The network has grown fourfold from under 300km to more than 1,000km by 2025. Average daily ridership has also almost quadrupled from three million to more than 11 million people in the last decade.
But these grand aggregate numbers mask worrying underlying data.
Most metro systems in India have failed to achieve even a sliver of the ridership projected during their planning stages, according to experts.
An Indian Institute of Technology Delhi report from 2023 showed ridership of merely 25-35% of the projected figures across corridors. And these numbers are unlikely to have significantly changed over 2024 and 2025, one of the study’s authors told the BBC.
Other studies corroborate these findings.

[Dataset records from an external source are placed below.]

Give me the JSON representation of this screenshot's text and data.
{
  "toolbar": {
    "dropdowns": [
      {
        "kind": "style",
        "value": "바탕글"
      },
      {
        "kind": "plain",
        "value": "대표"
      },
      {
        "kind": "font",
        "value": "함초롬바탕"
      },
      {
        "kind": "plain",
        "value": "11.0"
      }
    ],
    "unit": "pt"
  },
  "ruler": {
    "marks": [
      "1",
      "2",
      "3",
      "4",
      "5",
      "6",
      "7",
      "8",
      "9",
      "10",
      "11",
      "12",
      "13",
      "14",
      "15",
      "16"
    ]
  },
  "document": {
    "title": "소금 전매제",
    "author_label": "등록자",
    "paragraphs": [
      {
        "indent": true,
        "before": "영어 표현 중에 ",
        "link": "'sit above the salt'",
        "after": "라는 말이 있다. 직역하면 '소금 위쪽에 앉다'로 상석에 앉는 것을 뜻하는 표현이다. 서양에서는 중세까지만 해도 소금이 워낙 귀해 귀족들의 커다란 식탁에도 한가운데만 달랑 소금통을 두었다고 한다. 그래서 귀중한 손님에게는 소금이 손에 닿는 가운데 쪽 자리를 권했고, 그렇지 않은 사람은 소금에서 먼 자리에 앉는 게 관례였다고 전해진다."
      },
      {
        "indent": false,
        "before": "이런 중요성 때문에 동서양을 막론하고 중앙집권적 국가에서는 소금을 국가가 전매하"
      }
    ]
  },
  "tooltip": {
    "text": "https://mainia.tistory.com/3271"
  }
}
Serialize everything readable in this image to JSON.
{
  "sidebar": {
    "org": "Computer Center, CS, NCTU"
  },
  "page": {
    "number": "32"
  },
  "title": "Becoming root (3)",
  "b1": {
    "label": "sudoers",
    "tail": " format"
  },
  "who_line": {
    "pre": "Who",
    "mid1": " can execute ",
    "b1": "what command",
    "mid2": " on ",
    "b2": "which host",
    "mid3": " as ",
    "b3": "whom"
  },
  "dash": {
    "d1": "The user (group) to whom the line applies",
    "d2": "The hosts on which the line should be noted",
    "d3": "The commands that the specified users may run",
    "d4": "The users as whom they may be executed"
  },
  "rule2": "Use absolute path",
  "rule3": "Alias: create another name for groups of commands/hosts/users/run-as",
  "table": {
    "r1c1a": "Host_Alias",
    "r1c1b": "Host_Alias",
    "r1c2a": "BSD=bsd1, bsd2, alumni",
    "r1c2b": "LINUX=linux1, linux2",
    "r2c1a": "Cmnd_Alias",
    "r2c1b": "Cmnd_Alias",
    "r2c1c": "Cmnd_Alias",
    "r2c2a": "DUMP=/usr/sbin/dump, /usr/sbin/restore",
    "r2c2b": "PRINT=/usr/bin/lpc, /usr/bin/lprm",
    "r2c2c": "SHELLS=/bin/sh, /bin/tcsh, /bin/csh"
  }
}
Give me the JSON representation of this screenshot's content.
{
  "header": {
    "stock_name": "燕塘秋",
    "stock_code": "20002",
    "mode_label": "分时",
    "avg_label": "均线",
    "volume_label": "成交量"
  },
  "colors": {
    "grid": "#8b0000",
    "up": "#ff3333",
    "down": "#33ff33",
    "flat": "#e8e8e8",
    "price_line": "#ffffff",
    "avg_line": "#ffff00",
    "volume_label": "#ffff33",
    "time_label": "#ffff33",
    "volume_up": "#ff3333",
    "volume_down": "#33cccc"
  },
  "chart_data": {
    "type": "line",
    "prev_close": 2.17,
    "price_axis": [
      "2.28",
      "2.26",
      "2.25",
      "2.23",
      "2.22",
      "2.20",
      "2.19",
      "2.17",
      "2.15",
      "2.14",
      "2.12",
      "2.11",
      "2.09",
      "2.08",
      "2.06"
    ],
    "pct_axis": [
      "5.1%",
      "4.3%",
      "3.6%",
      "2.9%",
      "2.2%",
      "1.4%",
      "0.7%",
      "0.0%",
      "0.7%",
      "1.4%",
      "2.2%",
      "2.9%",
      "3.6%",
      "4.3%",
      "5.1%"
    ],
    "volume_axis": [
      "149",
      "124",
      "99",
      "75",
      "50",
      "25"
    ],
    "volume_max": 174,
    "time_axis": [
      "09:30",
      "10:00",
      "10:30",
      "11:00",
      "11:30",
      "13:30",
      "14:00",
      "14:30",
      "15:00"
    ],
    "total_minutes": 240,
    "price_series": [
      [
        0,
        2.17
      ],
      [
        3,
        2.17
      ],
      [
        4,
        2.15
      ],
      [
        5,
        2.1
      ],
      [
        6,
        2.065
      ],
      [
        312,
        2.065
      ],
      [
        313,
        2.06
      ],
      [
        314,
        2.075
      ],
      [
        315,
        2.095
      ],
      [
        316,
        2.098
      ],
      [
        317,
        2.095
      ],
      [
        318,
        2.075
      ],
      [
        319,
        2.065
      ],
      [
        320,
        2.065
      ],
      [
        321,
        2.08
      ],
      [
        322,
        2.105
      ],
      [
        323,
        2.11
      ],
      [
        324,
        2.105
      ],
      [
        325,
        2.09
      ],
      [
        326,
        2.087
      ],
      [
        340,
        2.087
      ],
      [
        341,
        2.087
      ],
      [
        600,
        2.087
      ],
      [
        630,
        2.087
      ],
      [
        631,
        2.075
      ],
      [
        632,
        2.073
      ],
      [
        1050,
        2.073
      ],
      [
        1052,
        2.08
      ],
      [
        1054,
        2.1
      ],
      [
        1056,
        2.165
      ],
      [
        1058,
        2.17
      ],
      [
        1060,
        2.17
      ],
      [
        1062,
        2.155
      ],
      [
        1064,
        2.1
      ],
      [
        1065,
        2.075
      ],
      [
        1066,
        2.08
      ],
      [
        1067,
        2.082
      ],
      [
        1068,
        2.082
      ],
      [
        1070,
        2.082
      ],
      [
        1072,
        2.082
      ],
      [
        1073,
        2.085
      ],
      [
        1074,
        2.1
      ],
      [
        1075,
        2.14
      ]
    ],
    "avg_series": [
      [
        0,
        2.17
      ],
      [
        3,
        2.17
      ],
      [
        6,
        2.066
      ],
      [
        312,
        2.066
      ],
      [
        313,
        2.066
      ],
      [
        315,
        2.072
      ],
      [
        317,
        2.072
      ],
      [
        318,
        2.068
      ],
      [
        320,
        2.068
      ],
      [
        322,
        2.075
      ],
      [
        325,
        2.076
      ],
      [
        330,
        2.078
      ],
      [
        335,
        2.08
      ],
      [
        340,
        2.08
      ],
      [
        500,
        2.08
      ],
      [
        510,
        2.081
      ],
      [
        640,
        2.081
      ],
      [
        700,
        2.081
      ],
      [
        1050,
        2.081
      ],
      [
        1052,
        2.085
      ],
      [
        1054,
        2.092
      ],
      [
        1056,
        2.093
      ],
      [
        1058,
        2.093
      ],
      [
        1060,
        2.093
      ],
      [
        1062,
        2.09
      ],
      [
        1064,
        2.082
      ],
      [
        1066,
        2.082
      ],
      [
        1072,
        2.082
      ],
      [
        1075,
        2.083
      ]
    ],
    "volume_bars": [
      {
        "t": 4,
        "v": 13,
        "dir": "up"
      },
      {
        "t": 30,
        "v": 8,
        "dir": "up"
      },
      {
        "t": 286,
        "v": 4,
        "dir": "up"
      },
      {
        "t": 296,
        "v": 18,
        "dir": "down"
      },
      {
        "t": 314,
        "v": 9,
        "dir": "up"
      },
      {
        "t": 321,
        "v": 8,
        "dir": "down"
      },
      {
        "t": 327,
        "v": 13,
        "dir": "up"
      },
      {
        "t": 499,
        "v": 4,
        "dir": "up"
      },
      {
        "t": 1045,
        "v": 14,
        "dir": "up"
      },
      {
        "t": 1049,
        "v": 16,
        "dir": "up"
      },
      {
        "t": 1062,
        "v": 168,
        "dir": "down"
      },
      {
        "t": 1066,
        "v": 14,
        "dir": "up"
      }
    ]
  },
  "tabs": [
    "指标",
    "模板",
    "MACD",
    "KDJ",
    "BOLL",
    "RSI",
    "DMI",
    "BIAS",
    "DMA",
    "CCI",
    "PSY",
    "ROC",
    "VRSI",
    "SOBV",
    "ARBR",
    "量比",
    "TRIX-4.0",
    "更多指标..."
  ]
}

According to the Observer Research Foundation (ORF) think tank, ridership in some tier-3 cities such as Kanpur in the north was as low as 2% of the projected estimate, while in the southern city of Chennai it was 37% for the first phase.
Data shared with the BBC by the Institute for Transportation and Development Policy (ITDP) also revealed actual ridership of between 20-50% in cities such as Pune and Nagpur in western India.
The capital Delhi, which has India’s widest metro network, is perhaps the only exception where usage has slightly surpassed projections.
However two transport experts – Aditya Rane of the ITDP and Ashish Verma of the Sustainable Transportation Lab at the Indian Institute of Science in Bengaluru – told the BBC that this is because Delhi has begun to count interchanges as separate trips.”
So why do India’s metros have so few passengers? Part of the reason is what we suspected i.e. the metros are being built in cities which simply don’t have high levels of commuter traffic. Another part of the reason is high ticket prices. Even in prosperous south Mumbai – a neighbourhood packed with hundreds of $ billionaires – the ticketing executives in charge of the Aqua Line told the BBC that high ticket prices are deterring commuters from using the line.
However, another reason for these empty metro trains is faulty demand forecasting. Mr Inamdar writes: “…Ashish Verma of the Sustainable Transportation Lab at the Indian Institute of Science in Bengaluru – told the BBC that… consultants often inaccurately projecting potential demand, says Verma.
“It is a complex task [to project demand], and figures are sometimes exaggerated to show the project is economically viable,” he said.
He added that forecasts were often made based on “offered capacity” on the trains – such as a certain number of coaches, or frequency times for trains. In many cases these have never been realised.
For instance, in Bengaluru, peak-hour train frequency on the busiest line is five minutes or more, while on a newer line, it goes up to 25 minutes.
Similarly, the number of coaches on many trains is only between three and six, whereas the busiest metro rail systems in the world typically operate with nine coaches and a frequency of a train every minute-and-a-half, according to the Sustainable Transportation Lab.”
As tax collection growth in India slows down, the powers that be in India will have to make some tough decisions regarding infrastructure spending in the years to come.